I decided to experiment with focusing on pasta for a while. I bought a variety of gluten-free macaroni options and found the one that seemed to have the nicest texture.

Since he no longer seemed to be reacting to tomatoes (thank God!), I did a simple marinara sauce with pasta.

“Oooh, Jonas,” I said. “Look what mommy is eating!” I took a big bite with him sitting in his chair next to me. “Yummy! Does Jonas want some?”

“Yeah!” he said.

Well, ok then.

I put it on his tray, and instead of just playing with it this time he put it in his mouth. At first he screwed up his face and I thought he was going to spit it out, but then he kept chewing.

I wish every food worked as well, but on this day he grabbed another bite. And another. He only ate a few bites at this meal, but the next day he polished off everything I put in his bowl.

So we’ve been going through this process with each new food. Some foods, like chicken, he now pops in his mouth with only a little hesitation. Others, like beans and rice, he immediately takes off his tray and puts in the all done bowl. (On the good days…on bad days the he pushes it off the tray, onto the floor.)

Chew it Up, Spit it Out

As we progressed we found ourselves hitting a barrier that we couldn’t seem to get past: at least once a day, sometimes at every meal, Jonas would chew some food item until it was well pulverized, and the instead of swallowing it, he would spit it out.

“It seems like we’re a little stuck here,” Kyrsten said after a few weeks of work on this. “Jonas has all of the mechanical skills he needs, and we’ve done some behavioral work, but I think that my colleagues in the Pediatric Behavioral Therapy Center might have some other ways of addressing this that could help Jonas move forward.”

And so we are in the process of transitioning to a new therapist.

At times others have suggested that maybe we would have gotten this far without therapy, and that maybe we should have just let things “work themselves out.”

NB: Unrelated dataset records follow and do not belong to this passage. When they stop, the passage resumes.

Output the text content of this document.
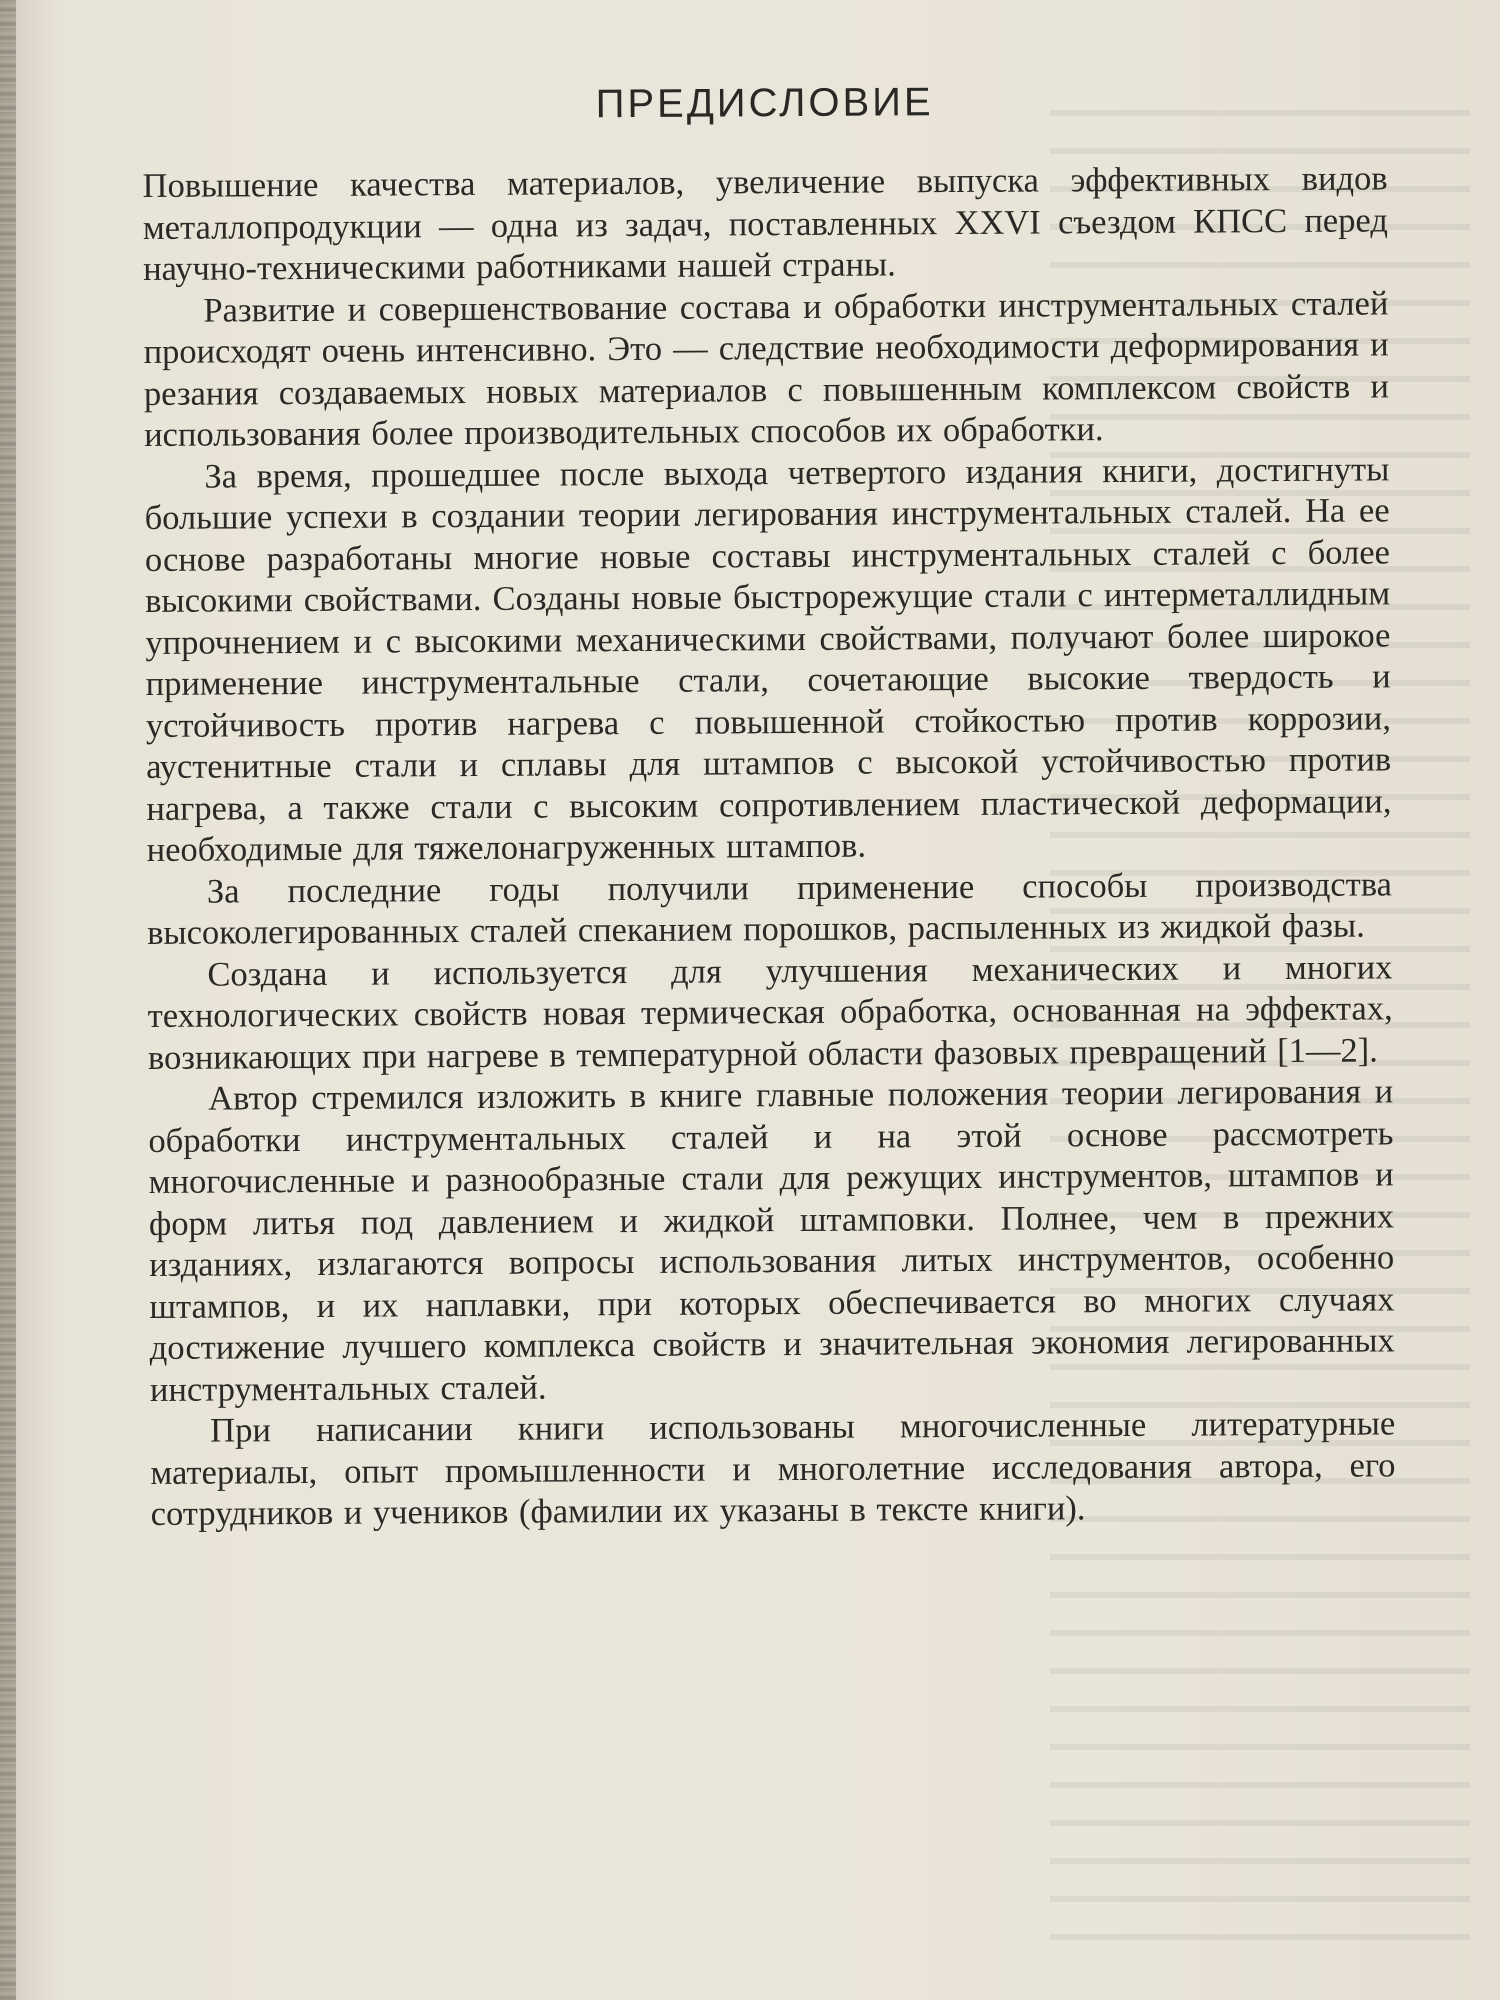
ПРЕДИСЛОВИЕ

Повышение качества материалов, увеличение выпуска эффективных видов металлопродукции — одна из задач, поставленных XXVI съездом КПСС перед научно-техническими работниками нашей страны.

Развитие и совершенствование состава и обработки инструментальных сталей происходят очень интенсивно. Это — следствие необходимости деформирования и резания создаваемых новых материалов с повышенным комплексом свойств и использования более производительных способов их обработки.

За время, прошедшее после выхода четвертого издания книги, достигнуты большие успехи в создании теории легирования инструментальных сталей. На ее основе разработаны многие новые составы инструментальных сталей с более высокими свойствами. Созданы новые быстрорежущие стали с интерметаллидным упрочнением и с высокими механическими свойствами, получают более широкое применение инструментальные стали, сочетающие высокие твердость и устойчивость против нагрева с повышенной стойкостью против коррозии, аустенитные стали и сплавы для штампов с высокой устойчивостью против нагрева, а также стали с высоким сопротивлением пластической деформации, необходимые для тяжелонагруженных штампов.

За последние годы получили применение способы производства высоколегированных сталей спеканием порошков, распыленных из жидкой фазы.

Создана и используется для улучшения механических и многих технологических свойств новая термическая обработка, основанная на эффектах, возникающих при нагреве в температурной области фазовых превращений [1—2].

Автор стремился изложить в книге главные положения теории легирования и обработки инструментальных сталей и на этой основе рассмотреть многочисленные и разнообразные стали для режущих инструментов, штампов и форм литья под давлением и жидкой штамповки. Полнее, чем в прежних изданиях, излагаются вопросы использования литых инструментов, особенно штампов, и их наплавки, при которых обеспечивается во многих случаях достижение лучшего комплекса свойств и значительная экономия легированных инструментальных сталей.

При написании книги использованы многочисленные литературные материалы, опыт промышленности и многолетние исследования автора, его сотрудников и учеников (фамилии их указаны в тексте книги).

To this my response is: Absolutely not.

It wasn’t until Kyrsten started working with Jonas on tongue movement that he finally started chewing food small enough to be swallowed, even though my husband and I had been trying to help him with this on our own. Prior to working with her he regularly choked on his food, and meal times could be somewhat traumatic. If it weren’t for our work in therapy I suspect that Jonas would have an even more limited diet at this point than he does now.

Today he eats various meats, all soft fruit, some veggies if well-cooked, pasta, gluten-free bread items, and smoothies that I pack with mustard greens, collards or kale.

While we still have a little ways to go, I’m so grateful for the time Kyrsten and others at her clinic have spent working with us. I’m not exactly sure where this next round of therapy will take us, but I know that we will only be moving forward thanks to the foundation our tireless SLP has already laid.